What is far less understood, however, is the burden of moderate visual impairment on India’s formidable urban population. A little more than one-quarter of India’s population live in the cities, and according to a recent study by Lalit Dandona, MD, MPH, the associate director of the L.V. Prasad Eye Institute in Hyderabad in central Southern India, as many as 18.4 million, or 7.2%, of the 255 million urban Indians have untreated, moderate visual impairments that may prevent them from living fully functional lives. The majority of those who suffer from moderate impairment — about 10.9 million — have easily treatable refractive errors that have gone uncorrected due simply to a lack of eyeglasses and of programs to supply them. His ongoing study was published in the March 1999 issue of the journal Ophthalmology. (The same study team also recently published a report in the May 2, 1999 issue of The Lancet which found that 300,000 urban Indians are blind due to uncorrected refractive error.)

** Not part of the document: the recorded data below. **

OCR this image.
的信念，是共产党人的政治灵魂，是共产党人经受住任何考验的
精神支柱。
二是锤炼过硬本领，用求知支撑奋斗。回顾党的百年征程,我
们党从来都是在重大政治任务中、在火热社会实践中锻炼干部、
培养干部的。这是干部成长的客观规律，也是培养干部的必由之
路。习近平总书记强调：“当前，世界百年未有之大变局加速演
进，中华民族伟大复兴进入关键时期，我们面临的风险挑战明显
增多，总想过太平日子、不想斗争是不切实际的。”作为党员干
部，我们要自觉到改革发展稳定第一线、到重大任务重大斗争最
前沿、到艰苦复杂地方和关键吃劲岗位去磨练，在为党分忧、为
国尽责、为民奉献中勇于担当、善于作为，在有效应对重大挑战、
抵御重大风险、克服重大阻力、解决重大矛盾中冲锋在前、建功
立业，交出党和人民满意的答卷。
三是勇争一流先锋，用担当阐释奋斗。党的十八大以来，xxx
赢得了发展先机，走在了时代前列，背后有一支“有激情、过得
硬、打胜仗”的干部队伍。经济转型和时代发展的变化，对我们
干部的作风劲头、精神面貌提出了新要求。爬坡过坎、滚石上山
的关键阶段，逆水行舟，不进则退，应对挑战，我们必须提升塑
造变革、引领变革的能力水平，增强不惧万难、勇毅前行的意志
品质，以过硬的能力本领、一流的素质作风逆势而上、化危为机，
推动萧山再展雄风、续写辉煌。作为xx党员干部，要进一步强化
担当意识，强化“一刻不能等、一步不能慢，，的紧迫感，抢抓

Dr. Dandona’s study does not downplay the significance of cataract, which remains a huge problem in India. Rather, the study identifies that there are other prevalent visual problems among urban residents that are even easier and significantly less costly to treat. Given the tremendous prevalence of untreated refractive error, Dr. Dandona and his colleagues are recommending that the Indian health planners may do well to reconsider how visual health programs are funded. Most of the money is targeted for cataract, while other, easier to treat visual health problems might be more effectively addressed.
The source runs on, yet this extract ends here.